After the Act of Union in 1707 and with growing liberal, or Whig power in England, piracy faced greater pressures from a unified front.  Woodes Rogers spent three years, from 1718-1721 trying to arrest the growth of piracy and restore British commerce in the Bahamas.  While Rogers encountered some initial resistance, historian Michael Craton infers that most pirates welcomed the administration, however, having tired of the restless life.  The infamous pirates, Charles Vane and Benjamin Hornigold departed the islands upon Rogers’ arrival.  Craton believed that New Providence still contained a relatively lawless atmosphere, however, even after these efforts.   

Mohamed Ali Gedi, the Somali prime minister, stated that he would welcome a maritime naval police operation involving Kenyan and U.S. navies.  Yet, he has resisted giving them permission to operate in Somali waters.  Like New Providence, Somali peoples may yet welcome administration as well.  Gedi’s actions indicate that some of the pirates, like Vane and Hornigold, however, will most certainly not.  And the fact that piracy remains a difficult challenge for U.N. forces in Somalia reflects British efforts in the eighteenth-century Caribbean.  

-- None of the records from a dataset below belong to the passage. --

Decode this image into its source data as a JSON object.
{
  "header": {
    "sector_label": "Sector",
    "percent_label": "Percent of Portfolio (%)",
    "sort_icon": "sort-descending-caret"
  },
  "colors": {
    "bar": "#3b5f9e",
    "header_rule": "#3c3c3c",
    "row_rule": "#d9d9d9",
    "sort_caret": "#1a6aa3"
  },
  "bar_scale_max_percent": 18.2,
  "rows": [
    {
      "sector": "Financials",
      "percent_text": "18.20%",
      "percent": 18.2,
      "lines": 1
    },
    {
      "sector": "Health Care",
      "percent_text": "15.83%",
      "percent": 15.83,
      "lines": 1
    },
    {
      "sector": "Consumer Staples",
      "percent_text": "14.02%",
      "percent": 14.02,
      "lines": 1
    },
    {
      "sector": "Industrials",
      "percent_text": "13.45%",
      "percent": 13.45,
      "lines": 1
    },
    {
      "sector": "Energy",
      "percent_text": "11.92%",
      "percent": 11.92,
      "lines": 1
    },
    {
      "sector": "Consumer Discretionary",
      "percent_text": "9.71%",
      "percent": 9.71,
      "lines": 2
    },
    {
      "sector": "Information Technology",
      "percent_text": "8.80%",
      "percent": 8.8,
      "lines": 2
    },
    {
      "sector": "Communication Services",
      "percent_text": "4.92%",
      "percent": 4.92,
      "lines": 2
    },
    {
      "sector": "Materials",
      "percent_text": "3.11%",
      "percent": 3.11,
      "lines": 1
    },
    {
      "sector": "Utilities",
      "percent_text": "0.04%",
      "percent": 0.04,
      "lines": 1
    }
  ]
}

Pirates across the ages share many similarities.  The weapons change, but the intent remains the same.  At first, these pirates begin their careers with a cause, a definite feeling of righteousness.  After living the lawless life for a time, they lose sight of the goal.  Still, most pirates do not have a chance nonetheless.  Larger and more powerful states better organized and with more resources, will be able to hold the military pressure on longer and eventually win.  Somali pirates began with a cause, to save their people from Western and European abuse and theft.  When they engaged in piracy for ransom, prevented food shipments to their own people, and threatened the U.S. oil supply, they signed their death warrant.  Like Blackbeard, Stede Bonnet, and Henry Avery, they all succumbed to the bigger pirates with better guns.  The best weapon these “sea powers” wielded perhaps was a well-thought-out plan.